Right Hon. J. G. Gardiner (Minister of Agriculture):
Mr. Speaker, as a matter of privilege, and in the public interest, I wish to make a statement regarding butter.
I issued a statement through the press yesterday which is a summary of what will be issued to the trade. I am sorry that the interpretation placed upon it by some reports was such as to render it misleading; therefore I wish to make the announcement to the house, where I probably should have made it in the first place.
The announcement given the press was as follows:
Ottawa, March 8, 1950.-Right Hon. James G. Gardiner announced today that it was not anticipated that there would be any change in the selling price of government-held butter before the end of March. Mr. Gardiner also announced that if the government did decide to change its selling price downward on butter, those who had purchased butter from the government would be protected against loss resulting from the change to the extent of the stocks on hand.
This is the announcement going to the trade, and it will be fully understood by those concerned. Anything added as though it came from the department could result in misunderstanding, and therefore I wish to make this statement at the moment.
For the benefit of hon. members I wish to state that the last ten-year average storage of butter, as of March 1, was, in round figures, 19 million pounds. The highest storages as of that date were 23 million pounds in 1940 and 24 million in 1947. The storage as of March 1, 1950, is 36 million. Of this amount the government had 25 million pounds.
The end of the dairy year is April 30. The last ten-year average storage as of May 1 was, in round figures, 10 million pounds. The highest during that period was, in round figures, 12,700,000 in 1945 and 13,500,000 in 1949. We bought butter last year so that we would have a carry-over sufficient to make distribution possible.

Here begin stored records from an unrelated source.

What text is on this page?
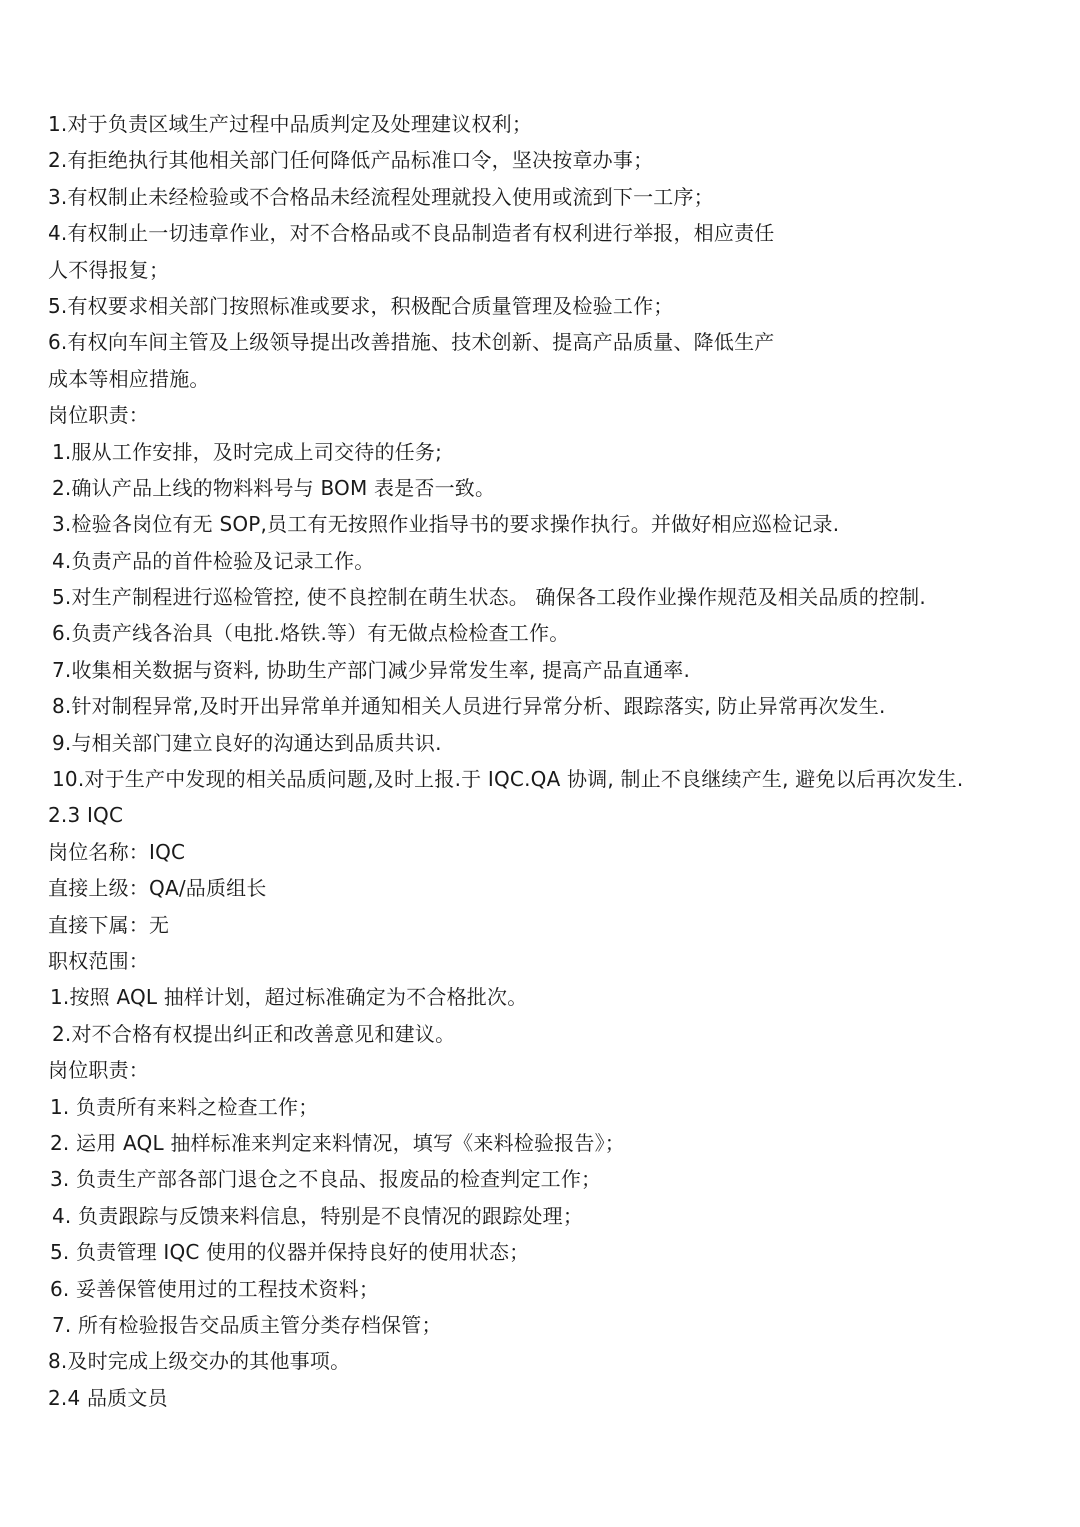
1.对于负责区域生产过程中品质判定及处理建议权利；
2.有拒绝执行其他相关部门任何降低产品标准口令，坚决按章办事；
3.有权制止未经检验或不合格品未经流程处理就投入使用或流到下一工序；
4.有权制止一切违章作业，对不合格品或不良品制造者有权利进行举报，相应责任
人不得报复；
5.有权要求相关部门按照标准或要求，积极配合质量管理及检验工作；
6.有权向车间主管及上级领导提出改善措施、技术创新、提高产品质量、降低生产
成本等相应措施。
岗位职责：
1.服从工作安排，及时完成上司交待的任务;
2.确认产品上线的物料料号与 BOM 表是否一致。
3.检验各岗位有无 SOP,员工有无按照作业指导书的要求操作执行。并做好相应巡检记录.
4.负责产品的首件检验及记录工作。
5.对生产制程进行巡检管控, 使不良控制在萌生状态。 确保各工段作业操作规范及相关品质的控制.
6.负责产线各治具（电批.烙铁.等）有无做点检检查工作。
7.收集相关数据与资料, 协助生产部门减少异常发生率, 提高产品直通率.
8.针对制程异常,及时开出异常单并通知相关人员进行异常分析、跟踪落实, 防止异常再次发生.
9.与相关部门建立良好的沟通达到品质共识.
10.对于生产中发现的相关品质问题,及时上报.于 IQC.QA 协调, 制止不良继续产生, 避免以后再次发生.
2.3 IQC
岗位名称：IQC
直接上级：QA/品质组长
直接下属：无
职权范围：
1.按照 AQL 抽样计划，超过标准确定为不合格批次。
2.对不合格有权提出纠正和改善意见和建议。
岗位职责：
1. 负责所有来料之检查工作；
2. 运用 AQL 抽样标准来判定来料情况，填写《来料检验报告》；
3. 负责生产部各部门退仓之不良品、报废品的检查判定工作；
4. 负责跟踪与反馈来料信息，特别是不良情况的跟踪处理；
5. 负责管理 IQC 使用的仪器并保持良好的使用状态；
6. 妥善保管使用过的工程技术资料；
7. 所有检验报告交品质主管分类存档保管；
8.及时完成上级交办的其他事项。
2.4 品质文员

On the basis of these figures there would be about 25 million pounds of butter in addition to current production to market between 55946-38
March 1 and May 1 to leave the usual carryover at the end of the year. The government disposed of two and one-half million pounds last week.
It should be remembered that neither the producers of butter nor the government ever encourage the production of more butter than can be consumed in Canada. It is because of the adjustments which will be necessary to maintain this objective that the announcement made yesterday was thought advisable. I wanted to put these explanations on Hansard.